Court Opinion

ID: 9492723
Source: CourtListenerOpinion
Date Created: 2023-08-05 14:49:03.726688+00
Date Added: 2024-06-11T17:55:27.910458
License: Public Domain

*769COLE, Circuit Judge,
dissenting.
I disagree with the majority opinion in this case because I find the reasoning of the Ninth and Tenth Circuits in United States v. Marolf, 173 F.3d 1213 (9th Cir. 1999) and Clymore v. United States, 164 F,3d 569 (10th Cir.1999) more persuasive than the Second Circuit’s decision in Boero v. Drug Enforcement Administration, 111 F.3d 301 (2nd Cir.1997).
As the majority stated, in Boero, the Second Circuit held that defective notices of appeal should be treated as voidable rather than void, thereby tolling the statute of limitations for the filing of judicial forfeiture proceedings. I disagree, seeing no reason to determine the merits of a challenged forfeiture when the original notice was constitutionally defective and the statute of limitations has run. Inadequate notice is void and constitutionally defective. In this instance, there is simply no reason to disregard the five-year statute of limitations set forth in 19 U.S.C. § 1621, short of the rare occasions when the government has a valid basis for the application of laches or equitable tolling.
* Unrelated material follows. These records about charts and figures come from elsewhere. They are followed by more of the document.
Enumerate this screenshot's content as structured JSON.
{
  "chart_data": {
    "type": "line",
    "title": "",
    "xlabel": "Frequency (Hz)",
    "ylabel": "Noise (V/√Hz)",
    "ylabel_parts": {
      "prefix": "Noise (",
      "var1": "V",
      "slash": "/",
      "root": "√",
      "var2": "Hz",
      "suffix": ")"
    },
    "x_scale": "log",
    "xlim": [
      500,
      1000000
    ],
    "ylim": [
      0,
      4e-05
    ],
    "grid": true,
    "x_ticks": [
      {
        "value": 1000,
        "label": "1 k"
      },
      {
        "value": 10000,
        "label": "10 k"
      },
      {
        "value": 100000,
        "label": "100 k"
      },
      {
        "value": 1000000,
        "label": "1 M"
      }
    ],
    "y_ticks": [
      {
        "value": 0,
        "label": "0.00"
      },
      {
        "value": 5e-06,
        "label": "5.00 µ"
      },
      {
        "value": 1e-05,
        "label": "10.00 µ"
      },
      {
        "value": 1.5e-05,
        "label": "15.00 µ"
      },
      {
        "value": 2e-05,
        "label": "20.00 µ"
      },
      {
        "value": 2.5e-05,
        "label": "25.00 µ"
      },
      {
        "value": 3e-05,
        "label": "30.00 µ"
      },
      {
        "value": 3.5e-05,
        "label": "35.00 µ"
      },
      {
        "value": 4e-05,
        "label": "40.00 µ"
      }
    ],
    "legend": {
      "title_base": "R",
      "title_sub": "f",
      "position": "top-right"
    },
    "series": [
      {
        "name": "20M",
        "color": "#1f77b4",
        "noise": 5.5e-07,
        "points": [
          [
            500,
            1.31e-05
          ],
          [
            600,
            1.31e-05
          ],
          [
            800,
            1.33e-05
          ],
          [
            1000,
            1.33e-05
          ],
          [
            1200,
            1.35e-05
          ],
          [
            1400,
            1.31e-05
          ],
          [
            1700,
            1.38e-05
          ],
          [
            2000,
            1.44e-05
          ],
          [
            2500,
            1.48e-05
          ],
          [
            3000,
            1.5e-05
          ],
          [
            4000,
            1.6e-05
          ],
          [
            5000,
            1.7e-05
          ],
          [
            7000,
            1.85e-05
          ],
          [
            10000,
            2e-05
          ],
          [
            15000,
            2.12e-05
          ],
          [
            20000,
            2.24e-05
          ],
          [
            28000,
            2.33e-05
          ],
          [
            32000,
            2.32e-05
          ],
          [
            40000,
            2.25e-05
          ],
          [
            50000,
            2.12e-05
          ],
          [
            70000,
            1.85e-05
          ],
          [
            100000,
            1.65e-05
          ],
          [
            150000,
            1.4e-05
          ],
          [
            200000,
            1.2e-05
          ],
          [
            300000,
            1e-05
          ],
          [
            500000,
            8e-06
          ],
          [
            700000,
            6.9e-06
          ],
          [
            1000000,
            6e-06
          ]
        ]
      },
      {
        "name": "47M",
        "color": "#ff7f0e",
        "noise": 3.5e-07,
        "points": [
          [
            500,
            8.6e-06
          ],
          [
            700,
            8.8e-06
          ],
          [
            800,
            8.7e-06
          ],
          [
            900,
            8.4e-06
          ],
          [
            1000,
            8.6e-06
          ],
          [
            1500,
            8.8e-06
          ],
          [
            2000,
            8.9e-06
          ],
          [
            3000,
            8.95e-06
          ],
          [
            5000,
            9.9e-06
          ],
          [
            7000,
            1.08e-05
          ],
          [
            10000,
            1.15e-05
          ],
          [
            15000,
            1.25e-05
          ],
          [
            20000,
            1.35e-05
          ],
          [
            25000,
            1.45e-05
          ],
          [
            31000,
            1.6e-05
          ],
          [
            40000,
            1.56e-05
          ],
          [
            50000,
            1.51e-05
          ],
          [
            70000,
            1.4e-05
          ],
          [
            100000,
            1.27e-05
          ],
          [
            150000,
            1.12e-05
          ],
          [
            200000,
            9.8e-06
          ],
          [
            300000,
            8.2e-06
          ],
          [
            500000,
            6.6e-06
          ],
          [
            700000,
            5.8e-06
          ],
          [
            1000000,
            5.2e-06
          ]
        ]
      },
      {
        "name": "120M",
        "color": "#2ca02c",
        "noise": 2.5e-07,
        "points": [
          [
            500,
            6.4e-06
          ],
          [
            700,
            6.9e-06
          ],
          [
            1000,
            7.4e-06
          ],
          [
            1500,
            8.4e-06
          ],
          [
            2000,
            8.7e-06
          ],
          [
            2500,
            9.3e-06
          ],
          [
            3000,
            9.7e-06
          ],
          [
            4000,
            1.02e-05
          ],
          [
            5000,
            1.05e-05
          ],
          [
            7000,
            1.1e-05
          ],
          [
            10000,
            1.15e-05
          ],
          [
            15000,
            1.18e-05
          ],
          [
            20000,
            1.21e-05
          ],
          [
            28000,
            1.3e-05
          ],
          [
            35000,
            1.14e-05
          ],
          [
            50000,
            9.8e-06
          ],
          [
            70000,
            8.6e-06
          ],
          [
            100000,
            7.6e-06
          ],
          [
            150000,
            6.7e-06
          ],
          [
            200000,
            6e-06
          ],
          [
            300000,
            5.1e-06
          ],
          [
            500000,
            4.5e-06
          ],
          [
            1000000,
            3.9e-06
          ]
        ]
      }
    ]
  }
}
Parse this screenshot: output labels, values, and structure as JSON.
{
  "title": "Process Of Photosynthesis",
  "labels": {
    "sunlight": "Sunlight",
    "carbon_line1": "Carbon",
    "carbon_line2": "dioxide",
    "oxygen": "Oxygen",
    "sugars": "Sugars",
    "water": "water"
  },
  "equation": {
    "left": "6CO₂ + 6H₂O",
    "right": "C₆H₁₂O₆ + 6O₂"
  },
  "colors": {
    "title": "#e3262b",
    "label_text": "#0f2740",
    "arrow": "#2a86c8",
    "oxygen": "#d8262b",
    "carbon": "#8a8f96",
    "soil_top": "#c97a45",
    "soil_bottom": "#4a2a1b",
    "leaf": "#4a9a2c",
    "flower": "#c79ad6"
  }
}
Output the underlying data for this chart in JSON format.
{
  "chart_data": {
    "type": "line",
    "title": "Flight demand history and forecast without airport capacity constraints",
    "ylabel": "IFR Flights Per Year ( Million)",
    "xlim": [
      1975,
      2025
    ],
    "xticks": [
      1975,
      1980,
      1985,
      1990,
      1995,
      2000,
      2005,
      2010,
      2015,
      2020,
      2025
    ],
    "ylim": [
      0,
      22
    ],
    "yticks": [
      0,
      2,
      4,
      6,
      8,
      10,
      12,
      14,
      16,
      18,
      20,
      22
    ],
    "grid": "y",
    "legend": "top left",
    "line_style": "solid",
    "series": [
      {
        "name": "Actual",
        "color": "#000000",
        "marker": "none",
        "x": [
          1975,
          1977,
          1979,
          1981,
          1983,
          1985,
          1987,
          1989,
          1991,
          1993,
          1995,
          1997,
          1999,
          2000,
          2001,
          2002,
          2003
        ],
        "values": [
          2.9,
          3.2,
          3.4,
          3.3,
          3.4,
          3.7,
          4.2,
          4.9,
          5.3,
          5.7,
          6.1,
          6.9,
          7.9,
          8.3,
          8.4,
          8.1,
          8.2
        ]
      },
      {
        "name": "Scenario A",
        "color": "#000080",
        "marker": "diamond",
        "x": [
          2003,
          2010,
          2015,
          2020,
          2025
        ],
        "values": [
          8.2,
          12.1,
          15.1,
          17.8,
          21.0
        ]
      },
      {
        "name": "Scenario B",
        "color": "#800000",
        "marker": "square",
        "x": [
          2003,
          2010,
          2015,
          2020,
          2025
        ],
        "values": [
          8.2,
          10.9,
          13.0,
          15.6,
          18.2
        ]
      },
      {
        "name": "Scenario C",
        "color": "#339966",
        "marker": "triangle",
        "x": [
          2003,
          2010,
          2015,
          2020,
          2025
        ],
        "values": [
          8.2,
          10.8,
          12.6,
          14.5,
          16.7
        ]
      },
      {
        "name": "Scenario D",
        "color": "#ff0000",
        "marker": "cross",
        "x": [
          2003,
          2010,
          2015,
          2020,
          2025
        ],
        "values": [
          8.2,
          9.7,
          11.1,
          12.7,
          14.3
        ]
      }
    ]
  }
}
Such would be the case when a claimant receives borderline notice and sits on a Rule 41(e) motion until the five-year statute of limitations has run, a scenario that the majority fears.
As noted in Marolf, courts should be “particularly wary of civil forfeiture statutes, for they impose ‘quasi-criminal’ penalties without affording property owners all of the procedural protections afforded criminal defendants.” 173 F.3d at 1217 (citation and quotation omitted). Further, “[d]ue process protections ought to be diligently enforced, and by no means relaxed, where a party seeks the traditionally disfavored remedy of forfeiture.” Clymore, 164 F.3d at 574 (citation and quotation omitted). For these reasons, I respectfully dissent from the majority opinion.